The Tel Aviv District Court set a record yesterday when it handed down the longest sentence ever imposed on a minor convicted of manslaughter in Israel.
The court gave the 17-year-old the maximum sentence, 20 years, for stabbing Tzachi Ya'akov to death in a Bat Yam shopping mall last February because he was angry at Ya'akov for pointing out a dropped NIS 100 bank note and suggesting that it might belong to one of the boy's friends.
A riot broke out at the courtroom when the judges announced the 20-year sentence: The youth's family threw a bottle and engaged in fistfights with the courtroom guards. The judges were unable to complete the reading of the verdict and fled to their chambers.

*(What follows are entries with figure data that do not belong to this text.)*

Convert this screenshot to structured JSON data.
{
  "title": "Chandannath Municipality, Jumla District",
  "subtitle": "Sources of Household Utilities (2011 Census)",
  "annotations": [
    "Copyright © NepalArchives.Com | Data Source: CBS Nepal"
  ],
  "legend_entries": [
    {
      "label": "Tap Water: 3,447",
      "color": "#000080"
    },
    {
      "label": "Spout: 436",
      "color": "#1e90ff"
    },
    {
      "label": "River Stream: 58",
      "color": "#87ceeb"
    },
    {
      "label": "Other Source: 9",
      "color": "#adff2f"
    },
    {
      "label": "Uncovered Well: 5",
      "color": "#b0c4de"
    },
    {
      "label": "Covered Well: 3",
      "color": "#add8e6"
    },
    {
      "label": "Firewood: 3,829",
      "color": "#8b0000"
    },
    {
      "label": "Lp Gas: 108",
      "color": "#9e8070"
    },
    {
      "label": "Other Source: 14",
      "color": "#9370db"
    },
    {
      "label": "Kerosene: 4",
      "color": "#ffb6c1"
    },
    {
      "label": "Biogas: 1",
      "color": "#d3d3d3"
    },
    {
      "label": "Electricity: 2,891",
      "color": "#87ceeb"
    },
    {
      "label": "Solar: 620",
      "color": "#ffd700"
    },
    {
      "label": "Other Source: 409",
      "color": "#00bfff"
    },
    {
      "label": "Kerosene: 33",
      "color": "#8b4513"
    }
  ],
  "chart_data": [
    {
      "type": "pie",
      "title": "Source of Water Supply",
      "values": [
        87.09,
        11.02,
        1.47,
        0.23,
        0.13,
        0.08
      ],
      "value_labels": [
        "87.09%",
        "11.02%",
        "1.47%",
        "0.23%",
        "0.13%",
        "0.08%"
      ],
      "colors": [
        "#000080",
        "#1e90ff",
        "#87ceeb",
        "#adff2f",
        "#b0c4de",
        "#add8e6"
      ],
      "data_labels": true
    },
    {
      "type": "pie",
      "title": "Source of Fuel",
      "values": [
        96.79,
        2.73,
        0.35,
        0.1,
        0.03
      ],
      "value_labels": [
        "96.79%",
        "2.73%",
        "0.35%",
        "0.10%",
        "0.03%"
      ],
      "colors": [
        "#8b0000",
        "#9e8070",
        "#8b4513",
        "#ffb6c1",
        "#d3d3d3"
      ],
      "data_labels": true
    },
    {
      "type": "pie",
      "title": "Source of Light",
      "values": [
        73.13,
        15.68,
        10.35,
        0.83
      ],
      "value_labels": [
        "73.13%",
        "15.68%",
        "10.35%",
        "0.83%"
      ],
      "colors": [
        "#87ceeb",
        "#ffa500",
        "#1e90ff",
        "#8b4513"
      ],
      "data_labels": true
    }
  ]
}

The rioting continued outside the courtroom, with the teen's relatives attacking press photographers and television cameramen until police and the court guards finally quelled the disturbances.
Ya'akov, 29, was attacked as he was leaving the Bat Yam mall with his girlfriend at about 10 P.M. on February 12, 2005. According to his brother, Itzik, "as they were leaving the store, Tzachi noticed an NIS 100 note on a bench and asked a boy nearby, 'Is this your money? I think you dropped it.' The boy answered him, 'What's it to you?' Tzachi said, 'Why are you fighting with me? I'm just saying you dropped some money. Be careful.'"

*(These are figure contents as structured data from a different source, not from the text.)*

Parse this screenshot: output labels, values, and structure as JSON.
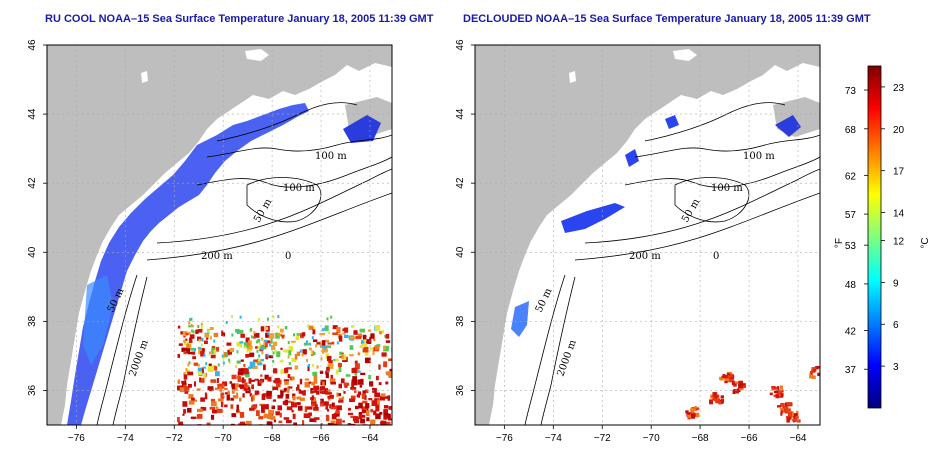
{
  "panels": [
    {
      "title": "RU COOL NOAA–15 Sea Surface Temperature January 18, 2005 11:39 GMT",
      "type": "ru-cool"
    },
    {
      "title": "DECLOUDED NOAA–15 Sea Surface Temperature January 18, 2005 11:39 GMT",
      "type": "declouded"
    }
  ],
  "axes": {
    "lon_ticks": [
      "−76",
      "−74",
      "−72",
      "−70",
      "−68",
      "−66",
      "−64"
    ],
    "lon_values": [
      -76,
      -74,
      -72,
      -70,
      -68,
      -66,
      -64
    ],
    "lat_ticks": [
      "36",
      "38",
      "40",
      "42",
      "44",
      "46"
    ],
    "lat_values": [
      36,
      38,
      40,
      42,
      44,
      46
    ],
    "lon_range": [
      -77.2,
      -63.1
    ],
    "lat_range": [
      35.0,
      46.0
    ]
  },
  "contour_labels": {
    "c100a": "100 m",
    "c100b": "100 m",
    "c50a": "50 m",
    "c200": "200 m",
    "c50b": "50 m",
    "c2000": "2000 m",
    "c0": "0"
  },
  "colorbar": {
    "fahrenheit_ticks": [
      "73",
      "68",
      "62",
      "57",
      "53",
      "48",
      "42",
      "37"
    ],
    "celsius_ticks": [
      "23",
      "20",
      "17",
      "14",
      "12",
      "9",
      "6",
      "3"
    ],
    "celsius_values": [
      23,
      20,
      17,
      14,
      12,
      9,
      6,
      3
    ],
    "fahrenheit_values": [
      73,
      68,
      62,
      57,
      53,
      48,
      42,
      37
    ],
    "range_c": [
      0,
      24.5
    ],
    "unit_f": "°F",
    "unit_c": "°C",
    "colors": [
      "#00007f",
      "#0000ff",
      "#007fff",
      "#00ffff",
      "#7fff7f",
      "#ffff00",
      "#ff7f00",
      "#ff0000",
      "#7f0000"
    ]
  },
  "colors": {
    "land": "#bebebe",
    "ocean": "#ffffff",
    "title": "#1a1aa8",
    "cold": "#1e3cff"
  }
}
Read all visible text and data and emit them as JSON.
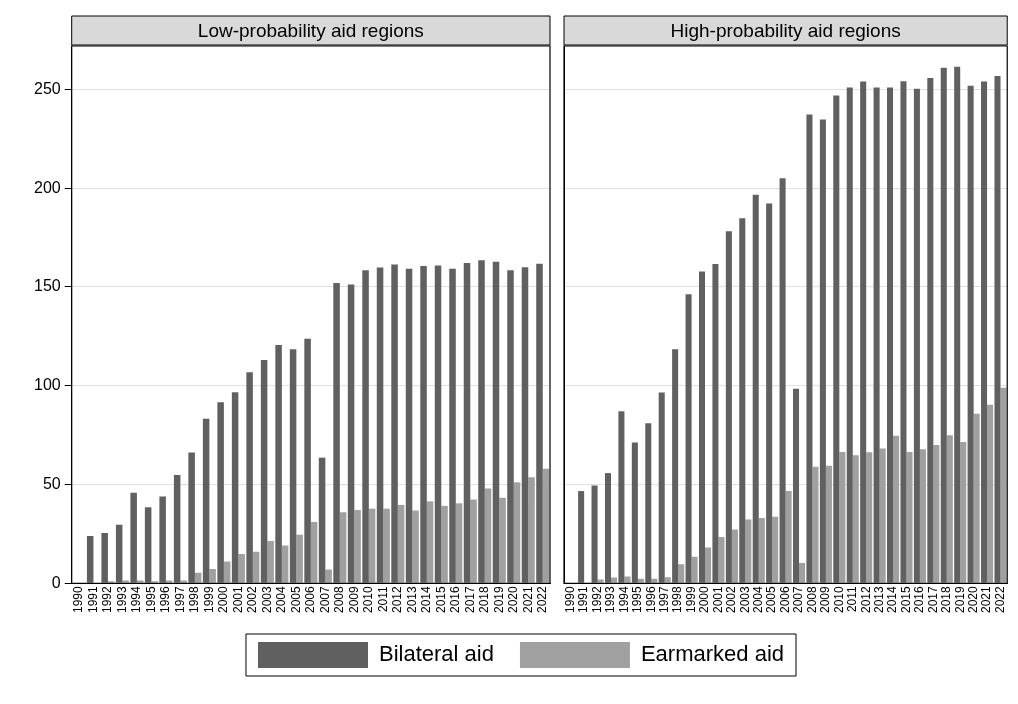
{
  "chart_data": [
    {
      "type": "bar",
      "title": "Low-probability aid regions",
      "categories": [
        "1990",
        "1991",
        "1992",
        "1993",
        "1994",
        "1995",
        "1996",
        "1997",
        "1998",
        "1999",
        "2000",
        "2001",
        "2002",
        "2003",
        "2004",
        "2005",
        "2006",
        "2007",
        "2008",
        "2009",
        "2010",
        "2011",
        "2012",
        "2013",
        "2014",
        "2015",
        "2016",
        "2017",
        "2018",
        "2019",
        "2020",
        "2021",
        "2022"
      ],
      "series": [
        {
          "name": "Bilateral aid",
          "color": "#606060",
          "values": [
            null,
            24,
            25.5,
            29.6,
            45.8,
            38.5,
            44,
            54.8,
            66.2,
            83.3,
            91.7,
            96.7,
            106.8,
            113,
            120.6,
            118.5,
            123.8,
            63.6,
            152,
            151.3,
            158.5,
            159.9,
            161.4,
            159.2,
            160.6,
            160.9,
            159.2,
            162.1,
            163.5,
            162.8,
            158.5,
            160,
            161.8
          ]
        },
        {
          "name": "Earmarked aid",
          "color": "#a0a0a0",
          "values": [
            null,
            0,
            1,
            1.4,
            1.4,
            1,
            1.4,
            1.4,
            5.4,
            7.3,
            11,
            14.8,
            16,
            21.4,
            19.2,
            24.6,
            31,
            7,
            36,
            37.1,
            37.8,
            37.8,
            39.7,
            36.8,
            41.5,
            39.2,
            40.5,
            42.4,
            48,
            43.3,
            51.1,
            53.7,
            58
          ]
        }
      ],
      "ylim": [
        0,
        272
      ],
      "yticks": [
        0,
        50,
        100,
        150,
        200,
        250
      ],
      "grid": "y",
      "legend": "bottom"
    },
    {
      "type": "bar",
      "title": "High-probability aid regions",
      "categories": [
        "1990",
        "1991",
        "1992",
        "1993",
        "1994",
        "1995",
        "1996",
        "1997",
        "1998",
        "1999",
        "2000",
        "2001",
        "2002",
        "2003",
        "2004",
        "2005",
        "2006",
        "2007",
        "2008",
        "2009",
        "2010",
        "2011",
        "2012",
        "2013",
        "2014",
        "2015",
        "2016",
        "2017",
        "2018",
        "2019",
        "2020",
        "2021",
        "2022"
      ],
      "series": [
        {
          "color": "#606060",
          "values": [
            null,
            46.7,
            49.5,
            55.8,
            87.1,
            71.3,
            81,
            96.6,
            118.5,
            146.3,
            157.8,
            161.7,
            178.2,
            184.8,
            196.7,
            192.3,
            205,
            98.5,
            237.3,
            234.8,
            247,
            251,
            254,
            251,
            251,
            254.2,
            250.4,
            255.8,
            261,
            261.5,
            251.9,
            254,
            256.8
          ]
        },
        {
          "color": "#a0a0a0",
          "values": [
            null,
            0,
            1.9,
            3,
            3.5,
            2.3,
            2.3,
            3.1,
            9.6,
            13.4,
            18.1,
            23.4,
            27.2,
            32.3,
            33,
            33.7,
            46.7,
            10.3,
            59,
            59.5,
            66.5,
            64.8,
            66.3,
            68.3,
            74.7,
            66.5,
            67.8,
            70,
            74.9,
            71.5,
            85.8,
            90.4,
            99
          ]
        }
      ],
      "ylim": [
        0,
        272
      ],
      "yticks": [
        0,
        50,
        100,
        150,
        200,
        250
      ],
      "grid": "y",
      "tick_labels": "x"
    }
  ]
}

The argument attracted the attention of the defendant, who was a friend of the boy with whom Ya'akov was arguing, and he intervened - first by threatening Ya'akov, and then by stabbing him in the chest. Ya'akov died of his wounds 11 days later.

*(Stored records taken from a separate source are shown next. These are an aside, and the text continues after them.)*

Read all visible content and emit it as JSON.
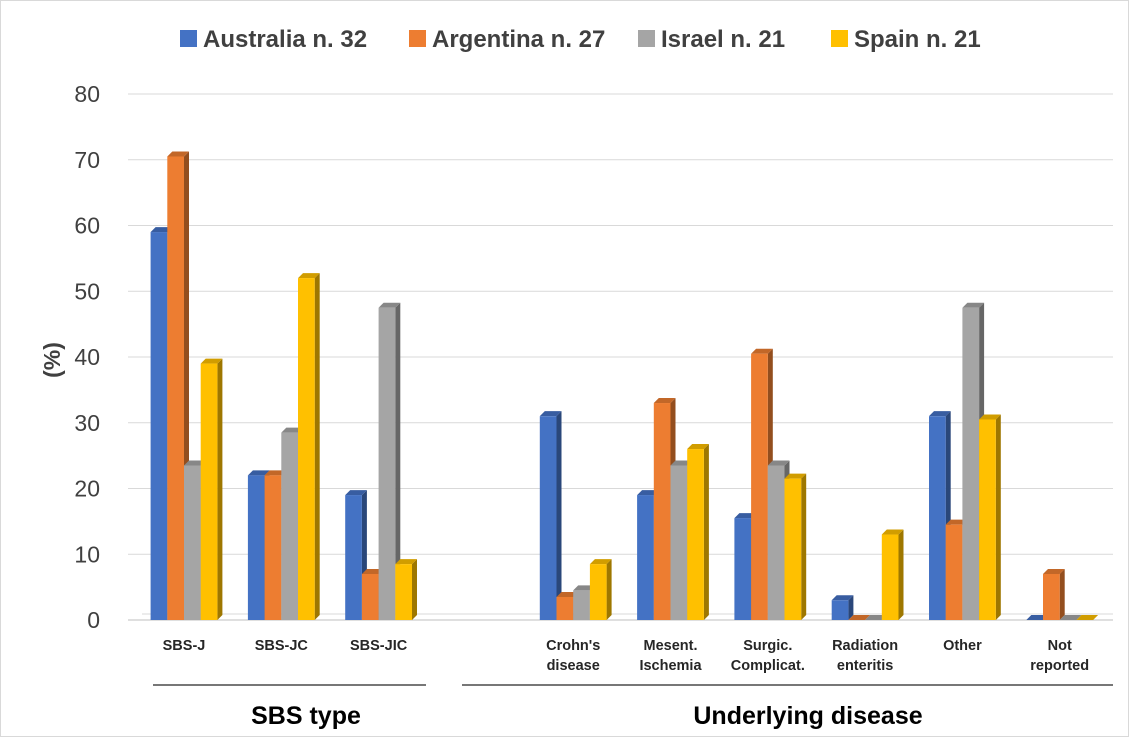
{
  "chart_data": {
    "type": "bar",
    "style": "3d-clustered-column",
    "ylabel": "(%)",
    "ylim": [
      0,
      80
    ],
    "yticks": [
      "0",
      "10",
      "20",
      "30",
      "40",
      "50",
      "60",
      "70",
      "80"
    ],
    "grid": true,
    "legend_position": "top",
    "series": [
      {
        "name": "Australia n. 32",
        "color": "#4472C4",
        "values": [
          59,
          22,
          19,
          null,
          31,
          19,
          15.5,
          3,
          31,
          0
        ]
      },
      {
        "name": "Argentina n. 27",
        "color": "#ED7D31",
        "values": [
          70.5,
          22,
          7,
          null,
          3.5,
          33,
          40.5,
          0,
          14.5,
          7
        ]
      },
      {
        "name": "Israel n. 21",
        "color": "#A5A5A5",
        "values": [
          23.5,
          28.5,
          47.5,
          null,
          4.5,
          23.5,
          23.5,
          0,
          47.5,
          0
        ]
      },
      {
        "name": "Spain n. 21",
        "color": "#FFC000",
        "values": [
          39,
          52,
          8.5,
          null,
          8.5,
          26,
          21.5,
          13,
          30.5,
          0
        ]
      }
    ],
    "categories": [
      [
        "SBS-J"
      ],
      [
        "SBS-JC"
      ],
      [
        "SBS-JIC"
      ],
      [
        ""
      ],
      [
        "Crohn's",
        "disease"
      ],
      [
        "Mesent.",
        "Ischemia"
      ],
      [
        "Surgic.",
        "Complicat."
      ],
      [
        "Radiation",
        "enteritis"
      ],
      [
        "Other"
      ],
      [
        "Not",
        "reported"
      ]
    ],
    "groups": [
      {
        "label": "SBS type"
      },
      {
        "label": "Underlying disease"
      }
    ]
  }
}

The defendant committed the crime while he was supposed to be under house arrest awaiting trial on two other charges: stabbing one person for refusing to give him a cigarette and breaking another person's nose because he stopped his car with an excessively loud screech of the brakes.
As a result, when he asked for leniency during the trial, Judges Bracha Ofir-Tom, Miriam Sokolov and Yishayahu Schneller had difficulty accepting his plea.
"We asked ourselves whether this youth, who is on the verge of adulthood - and who has twice inserted a knife into the bodies of people who had not harmed him - was able to understand the true meaning of 'forgiveness' and 'mercy,'" they wrote.
The judges also said that the manslaughter charge was "very close in essence to murder." In fact, the prosecution had originally charged him with murder, but it later reduced the charge from murder to manslaughter because the youth stabbed Ya'akov only once, making it hard to prove his criminal intent.
The youth's mother testified during the trial that her son "was not a monster but a good boy who cared for us at home, and when he was home I was safe."
The judges acknowledged that the defendant had grown up in a broken home dominated by a violent father who was addicted to drugs, but said that this did not mitigate his offense.